III
В отличие от эпитета «неизъяснимый», «непостижный» есть слово церковное и внесено в русскую литературную речь прямо из языка церковно-славянского (оно встречается и теперь в языке богослужения. Ср. древнейшие ссылки sub vocibus в Словарях Востокова и Миклошича, а также словари Памвы Берынды и Федора Поликарпова).
У Пушкина в стихотворениях это слово встречается, кажется, один раз (в прозе, кажется, вовсе не встречается):
Жил на свете рыцарь бедный,
Молчаливый и простой,
С виду сумрачный и бледный,
Духом смелый и прямой.
Он имел одно виденье,
Непостижное уму –
И глубоко впечатленье
В сердце врезалось ему.
(«Сцены из рыцарских времен», 1836 г.)
В первоначальном, более раннем наброске этого стихотворения соответствующие две строчки имели, по-видимому, такой вид:
Он имел одно виденье,
Непонятное ему.
Эпитет «непостижный» встречается нам прежде всего у Тредьяковского[307]. К началу 30-х годов относится изучение Пушкиным Тредьяковского по собственному пушкинскому экземпляру издания его стихотворений 1752 г. Весьма возможно, что именно это свежее изучение Тредьяковского натолкнуло взор и слух такого любителя и мастера выразительного слова, как Пушкин, на эпитет «непостижный». С точки зрения литературного языка было бы вообще весьма поучительно сопоставить словарь Пушкина со словарем Тредьяковского, с произведениями которого пристальное знакомство Пушкина в пору его полной зрелости точно удостоверено. Правда, мы должны тотчас же заметить, что эпитет «непостижный» мы находим не только у Тредьяковского, но несколько позже и у Ломоносова[308]; у последнего встречается, кроме того, и форма «непостижимый» (в надписи 1754 г. на раку Св. Димитрия Ростовского, и тут именно – как эпитет Бога).
Таким образом, в наших двух эпитетах словарь Пушкина явно восходит к его отдаленным предшественникам: к Державину, Ломоносову и Тредьяковскому. Не будем здесь говорить об отношении Пушкина к Ломоносову и Державину; отметим, что относительно высокая оценка Пушкиным Тредьяковского, которого в те времена осмеивали, да и теперь принято осмеивать, не читая, навеяна была Радищевым[309]. Но Пушкин пошел даже дальше Радищева, сказав, что «изучение Тредьяковского приносит более пользы, нежели изучение прочих наших старых писателей»[310]. С этим можно не соглашаться: Пушкин был исторически неправ в отношении Сумарокова и его языка, но в то же время нельзя не признать, что Тредьяковский в самом деле был замечательным явлением в истории русской образованности вообще и русского языка в особенности.
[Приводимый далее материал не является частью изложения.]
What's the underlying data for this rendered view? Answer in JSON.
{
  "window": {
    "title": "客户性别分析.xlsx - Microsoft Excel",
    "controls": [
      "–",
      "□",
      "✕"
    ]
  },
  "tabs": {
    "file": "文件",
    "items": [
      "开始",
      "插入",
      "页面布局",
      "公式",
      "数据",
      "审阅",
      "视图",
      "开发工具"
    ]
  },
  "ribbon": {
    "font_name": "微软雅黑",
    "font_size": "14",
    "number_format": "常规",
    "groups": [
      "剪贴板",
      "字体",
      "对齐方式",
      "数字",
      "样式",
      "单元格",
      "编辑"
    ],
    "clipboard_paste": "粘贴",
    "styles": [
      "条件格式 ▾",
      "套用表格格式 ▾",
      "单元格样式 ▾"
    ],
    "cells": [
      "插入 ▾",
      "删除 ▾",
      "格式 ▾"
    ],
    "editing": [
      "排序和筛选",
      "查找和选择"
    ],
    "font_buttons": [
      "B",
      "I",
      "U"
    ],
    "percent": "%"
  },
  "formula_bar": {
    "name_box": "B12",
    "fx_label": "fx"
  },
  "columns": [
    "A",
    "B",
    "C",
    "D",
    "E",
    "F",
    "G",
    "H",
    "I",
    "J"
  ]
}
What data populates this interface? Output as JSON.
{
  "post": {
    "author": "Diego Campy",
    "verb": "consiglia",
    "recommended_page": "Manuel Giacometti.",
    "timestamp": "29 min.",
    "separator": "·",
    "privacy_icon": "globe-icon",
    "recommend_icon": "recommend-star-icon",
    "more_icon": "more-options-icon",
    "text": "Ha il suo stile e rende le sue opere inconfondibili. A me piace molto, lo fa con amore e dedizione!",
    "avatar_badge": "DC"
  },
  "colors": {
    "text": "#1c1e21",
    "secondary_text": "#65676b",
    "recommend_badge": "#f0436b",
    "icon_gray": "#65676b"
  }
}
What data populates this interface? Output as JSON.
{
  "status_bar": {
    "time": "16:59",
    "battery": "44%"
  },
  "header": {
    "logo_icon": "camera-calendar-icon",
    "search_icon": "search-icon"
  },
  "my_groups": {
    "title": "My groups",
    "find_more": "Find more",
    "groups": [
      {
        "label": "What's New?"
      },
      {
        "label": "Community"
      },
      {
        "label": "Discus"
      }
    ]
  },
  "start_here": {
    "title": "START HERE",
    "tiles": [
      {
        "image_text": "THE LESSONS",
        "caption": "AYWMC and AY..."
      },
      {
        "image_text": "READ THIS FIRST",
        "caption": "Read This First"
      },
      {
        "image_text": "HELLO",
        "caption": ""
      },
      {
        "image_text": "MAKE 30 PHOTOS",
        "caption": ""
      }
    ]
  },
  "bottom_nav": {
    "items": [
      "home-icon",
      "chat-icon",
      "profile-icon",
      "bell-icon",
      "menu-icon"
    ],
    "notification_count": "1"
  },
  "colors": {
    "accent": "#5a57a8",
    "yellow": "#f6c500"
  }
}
В частности, в отношении словаря Тредьяковский – и по интересу Пушкина к этому словарю, и по другим основаниям – заслуживает самого тщательного исторического изучения: как я покажу в другом месте, он является подлинным творцом русской философской терминологии, которая вовсе не была и в пушкинское время столь молода, как думал сам Пушкин, предлагая кн. П. А. Вяземскому заняться работой над созданием русского «метафизического» языка[311], – в истории его после Тредьяковского надлежит отвести значительное место не кому иному, как Радищеву, в особенности как автору трактата «О человеке, о его смертности и бессмертии».